Collaborate with the news community
The news community was a helpful resource. We referenced and were inspired by the write-up by Tyler Fisher and the NPR visual team explaining their process for live annotating debates/speeches. Our version differs from the NPR workflow in that it uses open/free services readily available to retrieve captions. For this, we worked with Dan Schultz, a former Knight-Mozilla fellow, who made OpenedCaptions.
We have open-sourced the intermediate server code and the Google app script, to give back to the community.
:no_upscale()/cdn.vox-cdn.com/uploads/chorus_asset/file/7843957/vox_google_doc.png)
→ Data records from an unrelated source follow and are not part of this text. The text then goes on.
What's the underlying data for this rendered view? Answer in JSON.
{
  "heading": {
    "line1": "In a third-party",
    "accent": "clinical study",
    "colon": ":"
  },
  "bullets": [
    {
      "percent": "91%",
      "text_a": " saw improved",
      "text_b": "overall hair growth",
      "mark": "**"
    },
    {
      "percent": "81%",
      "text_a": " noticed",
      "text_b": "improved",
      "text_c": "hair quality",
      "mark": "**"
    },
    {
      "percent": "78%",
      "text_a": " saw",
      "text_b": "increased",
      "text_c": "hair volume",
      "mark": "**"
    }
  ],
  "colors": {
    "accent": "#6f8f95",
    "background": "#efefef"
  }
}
Editorial workflow is a part of your product
A huge part of making a project like this work is making sure it’s easy enough for our users, in this case Vox reporters, to actually use the system. We had to build a workflow that supported multiple concurrent users, had a quick shorthand for denoting an annotation, and allowed for an approval layer. To do this, we relied on the “suggestions mode” built into Google Docs, and a single and dual bracketing system to denote highlights and annotations. To identify the annotator, we created a list of names, initials, twitter handles, and other writer metadata, which we later referenced to fill out the details shown after each annotation.
In addition to creating the workflow in Google Docs, we documented all the roles and wrote a document on how to use the Google Doc. Because most of the Vox newsroom was busy reporting and preparing for inauguration, having the workflow documented was extremely valuable so everyone could review it asynchronously.
We also held a training session the week of publish to ensure key editors could communicate how to add and edit annotations during the speech.
Ship the MVP
We approached this as an experiment from the start. While the transcript wasn’t published until after the speech ended, we added annotations in real-time as if it were live. We’ll use learnings from this trial should we decide to iterate on this for future live events.